Dressage : coup d’œil chez les voisins… (3/4)
vendredi 29 mars 2019

Illustration podium dressage
Quels sont les secrets de nos voisins étrangers pour briller en dressage international ? © Scoopdyga

En 2012 l’équipe britannique de dressage réussissait un beau holdup sur les podiums olympiques des J.O de Londres. Est-il possible d’avoir le même rêve pour Paris 2024 côté dressage français ? Au-delà des polémiques du faux départ des JEM 2018, nous nous sommes attachés, avec la contribution d’acteurs majeurs de la discipline et une vision internationale, à répondre à cette question dans une série en quatre volets.

Pour compléter notre analyse sur la situation du dressage français (voir volet 1 de cette série) et les nouveaux objectifs fédéraux (voir le volet 2 de cette série), il nous a paru important de s’intéresser à ce qui se passe dans quelques pays européens leaders dans la discipline.
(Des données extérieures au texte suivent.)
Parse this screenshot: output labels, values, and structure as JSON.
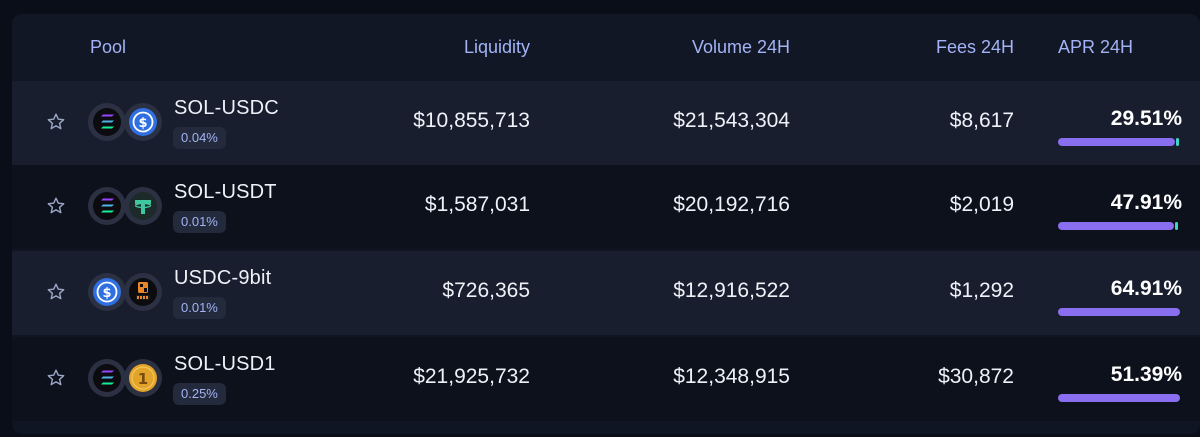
{
  "header": {
    "pool": "Pool",
    "liquidity": "Liquidity",
    "volume": "Volume 24H",
    "fees": "Fees 24H",
    "apr": "APR 24H"
  },
  "colors": {
    "accent_purple": "#8a6ef0",
    "accent_teal": "#3fd7c6",
    "header_text": "#a3b3f5",
    "usdc_blue": "#2f6fe0",
    "usdt_green": "#3fc7a0",
    "usd1_gold": "#e1a32a"
  },
  "rows": [
    {
      "pair": "SOL-USDC",
      "fee": "0.04%",
      "tokens": [
        "sol-icon",
        "usdc-icon"
      ],
      "liquidity": "$10,855,713",
      "volume": "$21,543,304",
      "fees": "$8,617",
      "apr": "29.51%",
      "apr_fill": 0.96,
      "apr_tick": 0.04
    },
    {
      "pair": "SOL-USDT",
      "fee": "0.01%",
      "tokens": [
        "sol-icon",
        "usdt-icon"
      ],
      "liquidity": "$1,587,031",
      "volume": "$20,192,716",
      "fees": "$2,019",
      "apr": "47.91%",
      "apr_fill": 0.95,
      "apr_tick": 0.05
    },
    {
      "pair": "USDC-9bit",
      "fee": "0.01%",
      "tokens": [
        "usdc-icon",
        "9bit-icon"
      ],
      "liquidity": "$726,365",
      "volume": "$12,916,522",
      "fees": "$1,292",
      "apr": "64.91%",
      "apr_fill": 1.0,
      "apr_tick": 0
    },
    {
      "pair": "SOL-USD1",
      "fee": "0.25%",
      "tokens": [
        "sol-icon",
        "usd1-icon"
      ],
      "liquidity": "$21,925,732",
      "volume": "$12,348,915",
      "fees": "$30,872",
      "apr": "51.39%",
      "apr_fill": 1.0,
      "apr_tick": 0
    }
  ]
}
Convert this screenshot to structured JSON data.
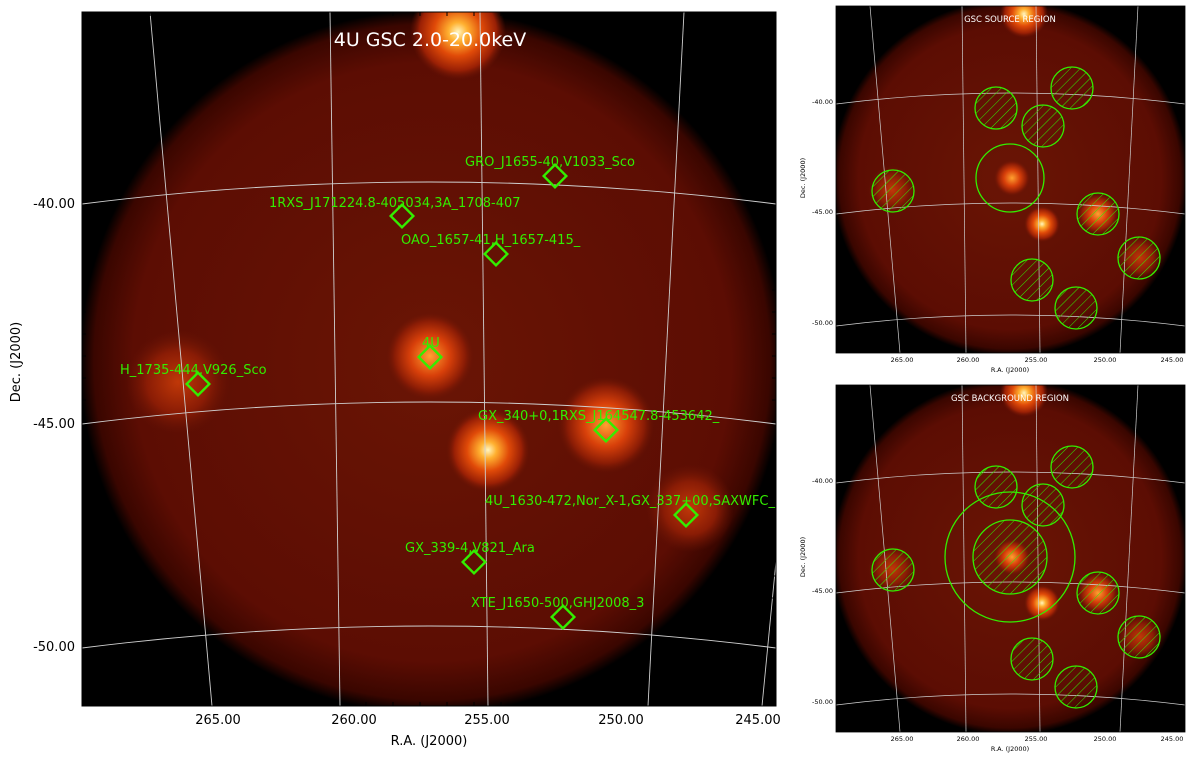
{
  "main_panel": {
    "title": "4U GSC 2.0-20.0keV",
    "xlabel": "R.A. (J2000)",
    "ylabel": "Dec. (J2000)",
    "x_ticks": [
      "265.00",
      "260.00",
      "255.00",
      "250.00",
      "245.00"
    ],
    "y_ticks": [
      "-40.00",
      "-45.00",
      "-50.00"
    ],
    "sources": [
      {
        "label": "GRO_J1655-40,V1033_Sco"
      },
      {
        "label": "1RXS_J171224.8-405034,3A_1708-407"
      },
      {
        "label": "OAO_1657-41,H_1657-415_"
      },
      {
        "label": "4U"
      },
      {
        "label": "H_1735-444,V926_Sco"
      },
      {
        "label": "GX_340+0,1RXS_J164547.8-453642_"
      },
      {
        "label": "4U_1630-472,Nor_X-1,GX_337+00,SAXWFC_"
      },
      {
        "label": "GX_339-4,V821_Ara"
      },
      {
        "label": "XTE_J1650-500,GHJ2008_3"
      }
    ]
  },
  "source_panel": {
    "title": "GSC SOURCE REGION",
    "xlabel": "R.A. (J2000)",
    "ylabel": "Dec. (J2000)",
    "x_ticks": [
      "265.00",
      "260.00",
      "255.00",
      "250.00",
      "245.00"
    ],
    "y_ticks": [
      "-40.00",
      "-45.00",
      "-50.00"
    ]
  },
  "background_panel": {
    "title": "GSC BACKGROUND REGION",
    "xlabel": "R.A. (J2000)",
    "ylabel": "Dec. (J2000)",
    "x_ticks": [
      "265.00",
      "260.00",
      "255.00",
      "250.00",
      "245.00"
    ],
    "y_ticks": [
      "-40.00",
      "-45.00",
      "-50.00"
    ]
  },
  "colors": {
    "background": "#000000",
    "field": "#5a0a02",
    "marker": "#33ee00",
    "grid": "#cccccc"
  }
}
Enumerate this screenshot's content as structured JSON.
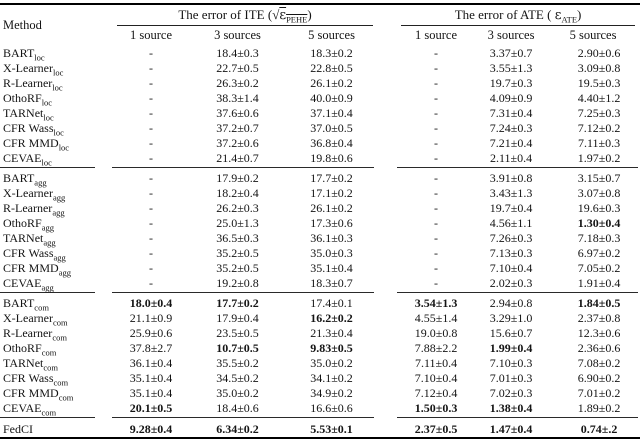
{
  "page": {
    "background": "#ffffff",
    "text_color": "#141414",
    "rule_color": "#2a2a2a"
  },
  "table": {
    "method_header": "Method",
    "col_headers": [
      "1 source",
      "3 sources",
      "5 sources"
    ],
    "ite_header": {
      "prefix": "The error of ITE (",
      "sqrt_symbol": "√",
      "radicand": "ε",
      "subscript": "PEHE",
      "suffix": ")"
    },
    "ate_header": {
      "prefix": "The error of ATE ( ",
      "symbol": "ε",
      "subscript": "ATE",
      "suffix": ")"
    },
    "groups": [
      {
        "name": "loc",
        "rows": [
          {
            "method": "BART",
            "sub": "loc",
            "cells": [
              "-",
              "18.4±0.3",
              "18.3±0.2",
              "-",
              "3.37±0.7",
              "2.90±0.6"
            ],
            "bold": []
          },
          {
            "method": "X-Learner",
            "sub": "loc",
            "cells": [
              "-",
              "22.7±0.5",
              "22.8±0.5",
              "-",
              "3.55±1.3",
              "3.09±0.8"
            ],
            "bold": []
          },
          {
            "method": "R-Learner",
            "sub": "loc",
            "cells": [
              "-",
              "26.3±0.2",
              "26.1±0.2",
              "-",
              "19.7±0.3",
              "19.5±0.3"
            ],
            "bold": []
          },
          {
            "method": "OthoRF",
            "sub": "loc",
            "cells": [
              "-",
              "38.3±1.4",
              "40.0±0.9",
              "-",
              "4.09±0.9",
              "4.40±1.2"
            ],
            "bold": []
          },
          {
            "method": "TARNet",
            "sub": "loc",
            "cells": [
              "-",
              "37.6±0.6",
              "37.1±0.4",
              "-",
              "7.31±0.4",
              "7.25±0.3"
            ],
            "bold": []
          },
          {
            "method": "CFR Wass",
            "sub": "loc",
            "cells": [
              "-",
              "37.2±0.7",
              "37.0±0.5",
              "-",
              "7.24±0.3",
              "7.12±0.2"
            ],
            "bold": []
          },
          {
            "method": "CFR MMD",
            "sub": "loc",
            "cells": [
              "-",
              "37.2±0.6",
              "36.8±0.4",
              "-",
              "7.21±0.4",
              "7.11±0.3"
            ],
            "bold": []
          },
          {
            "method": "CEVAE",
            "sub": "loc",
            "cells": [
              "-",
              "21.4±0.7",
              "19.8±0.6",
              "-",
              "2.11±0.4",
              "1.97±0.2"
            ],
            "bold": []
          }
        ]
      },
      {
        "name": "agg",
        "rows": [
          {
            "method": "BART",
            "sub": "agg",
            "cells": [
              "-",
              "17.9±0.2",
              "17.7±0.2",
              "-",
              "3.91±0.8",
              "3.15±0.7"
            ],
            "bold": []
          },
          {
            "method": "X-Learner",
            "sub": "agg",
            "cells": [
              "-",
              "18.2±0.4",
              "17.1±0.2",
              "-",
              "3.43±1.3",
              "3.07±0.8"
            ],
            "bold": []
          },
          {
            "method": "R-Learner",
            "sub": "agg",
            "cells": [
              "-",
              "26.2±0.3",
              "26.1±0.2",
              "-",
              "19.7±0.4",
              "19.6±0.3"
            ],
            "bold": []
          },
          {
            "method": "OthoRF",
            "sub": "agg",
            "cells": [
              "-",
              "25.0±1.3",
              "17.3±0.6",
              "-",
              "4.56±1.1",
              "1.30±0.4"
            ],
            "bold": [
              5
            ]
          },
          {
            "method": "TARNet",
            "sub": "agg",
            "cells": [
              "-",
              "36.5±0.3",
              "36.1±0.3",
              "-",
              "7.26±0.3",
              "7.18±0.3"
            ],
            "bold": []
          },
          {
            "method": "CFR Wass",
            "sub": "agg",
            "cells": [
              "-",
              "35.2±0.5",
              "35.0±0.3",
              "-",
              "7.13±0.3",
              "6.97±0.2"
            ],
            "bold": []
          },
          {
            "method": "CFR MMD",
            "sub": "agg",
            "cells": [
              "-",
              "35.2±0.5",
              "35.1±0.4",
              "-",
              "7.10±0.4",
              "7.05±0.2"
            ],
            "bold": []
          },
          {
            "method": "CEVAE",
            "sub": "agg",
            "cells": [
              "-",
              "19.2±0.8",
              "18.3±0.7",
              "-",
              "2.02±0.3",
              "1.91±0.4"
            ],
            "bold": []
          }
        ]
      },
      {
        "name": "com",
        "rows": [
          {
            "method": "BART",
            "sub": "com",
            "cells": [
              "18.0±0.4",
              "17.7±0.2",
              "17.4±0.1",
              "3.54±1.3",
              "2.94±0.8",
              "1.84±0.5"
            ],
            "bold": [
              0,
              1,
              3,
              5
            ]
          },
          {
            "method": "X-Learner",
            "sub": "com",
            "cells": [
              "21.1±0.9",
              "17.9±0.4",
              "16.2±0.2",
              "4.55±1.4",
              "3.29±1.0",
              "2.37±0.8"
            ],
            "bold": [
              2
            ]
          },
          {
            "method": "R-Learner",
            "sub": "com",
            "cells": [
              "25.9±0.6",
              "23.5±0.5",
              "21.3±0.4",
              "19.0±0.8",
              "15.6±0.7",
              "12.3±0.6"
            ],
            "bold": []
          },
          {
            "method": "OthoRF",
            "sub": "com",
            "cells": [
              "37.8±2.7",
              "10.7±0.5",
              "9.83±0.5",
              "7.88±2.2",
              "1.99±0.4",
              "2.36±0.6"
            ],
            "bold": [
              1,
              2,
              4
            ]
          },
          {
            "method": "TARNet",
            "sub": "com",
            "cells": [
              "36.1±0.4",
              "35.5±0.2",
              "35.0±0.2",
              "7.11±0.4",
              "7.10±0.3",
              "7.08±0.2"
            ],
            "bold": []
          },
          {
            "method": "CFR Wass",
            "sub": "com",
            "cells": [
              "35.1±0.4",
              "34.5±0.2",
              "34.1±0.2",
              "7.10±0.4",
              "7.01±0.3",
              "6.90±0.2"
            ],
            "bold": []
          },
          {
            "method": "CFR MMD",
            "sub": "com",
            "cells": [
              "35.1±0.4",
              "35.0±0.2",
              "34.9±0.2",
              "7.12±0.4",
              "7.02±0.3",
              "7.01±0.2"
            ],
            "bold": []
          },
          {
            "method": "CEVAE",
            "sub": "com",
            "cells": [
              "20.1±0.5",
              "18.4±0.6",
              "16.6±0.6",
              "1.50±0.3",
              "1.38±0.4",
              "1.89±0.2"
            ],
            "bold": [
              0,
              3,
              4
            ]
          }
        ]
      },
      {
        "name": "fedci",
        "rows": [
          {
            "method": "FedCI",
            "sub": "",
            "cells": [
              "9.28±0.4",
              "6.34±0.2",
              "5.53±0.1",
              "2.37±0.5",
              "1.47±0.4",
              "0.74±.2"
            ],
            "bold": [
              0,
              1,
              2,
              3,
              4,
              5
            ]
          }
        ]
      }
    ]
  }
}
Deux interlocutrices passionnées par la discipline, polyglottes et riches d’expériences internationales, nous ont apporté leurs connaissances. Vivian Lindemann est allemande née à Hambourg et vit aux Pays-Bas depuis 28 ans. Cavalière, mère d’un jeune cavalier, juge national dans son pays, elle assure beaucoup de secrétariat auprès des juges FEI 5* dans les plus grands rendez-vous. Anna Maulet est suédoise, installée en Haute-Savoie où elle gère les Ecuries du Château de Thorens, enseignante, juge nationale dressage et Steward FEI. Elle-même est compétitrice comme sa fille Elsa qui travaille dans une grosse structure orientée dressage en Allemagne. Leurs connaissances du monde européen du dressage témoigne de la diversité des approches, mais toujours avec une finalité pour les fédérations de booster les cavaliers de cette discipline vers le haut.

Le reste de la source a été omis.